The Savvy Music Teacher is a new book just out this month, offering a comprehensive look at what goes into making a decent living as a music teacher. The goal of the book is to provide a strategy for making a positive impact on your community and translating that into a good income for yourself. The book includes detailed discussions about music teaching options, a variety of income streams, financial explanations and strategies, and stories about successful experiences from over 150 savvy music teachers.
Author David Cutler, the Director of Music Entrepreneurship at the University of South Carolina, starts by asking the readers to become aware of their own teaching formulas and priorities, while highlighting numerous ways to freshen or rethink methods and content. For many teachers, this discussion might inspire some new ideas about how to match teaching approaches and formats with their personal interests and style.

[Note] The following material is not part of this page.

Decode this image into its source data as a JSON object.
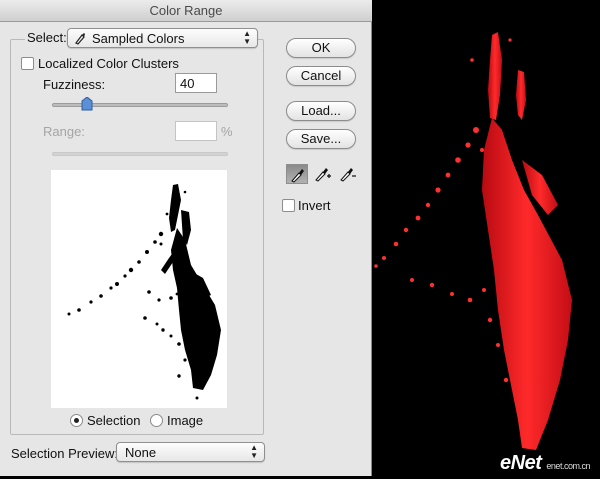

A review of Cutler’s previous book, The Savvy Musician, can be found in an earlier Music Teachers’ Helper blog post at this link.
Read on, and enjoy an overview of the book, as well as a look at the book’s companion website…
After comparing music teacher incomes to other careers, and delving into teaching approaches, the book provides detailed descriptions, options, and income blueprints for seven different “income streams” that music teachers have found themselves making use of in their careers: Lessons, classes, camps, events, technology, product sales, and collaboration with institutions or with other musicians in both teaching and performance.
Other topics that are developed in the book cover ideas on teaching locations, marketing strategies, time management, and how to create a financial blueprint to earn $50,000-$100,000 a year. Written in an informal and friendly style, the book seeks to make teachers comfortable with the non-musical aspects of running a teaching business. Cutler, a musician and teacher himself, understands the need for flexibility, while offering detailed suggestions about a variety of options.
Online, you can see the book’s table of contents at its companion website. The site also gives links to all of the more than 150 savvy music teachers whose stories and experiences are discussed in the book (including yours truly, by the way).
In addition, the website lists an extensive bibliography covering all of the following subjects: Music teaching business, music career guides, technology in music teaching, practicing, performance anxiety, business and marketing, websites and social media, time management, financial management, and teaching philosophies.
In support of the financial part of the book, the website also provides worksheets to help teachers with the following calculations and strategies: Net worth, credit score, investments, financial goals, budgeting, savings, tax deductions, earning goals, income blueprint, and an impact blueprint.
The book is sure to provide a useful reference guide for music teachers for many years to come.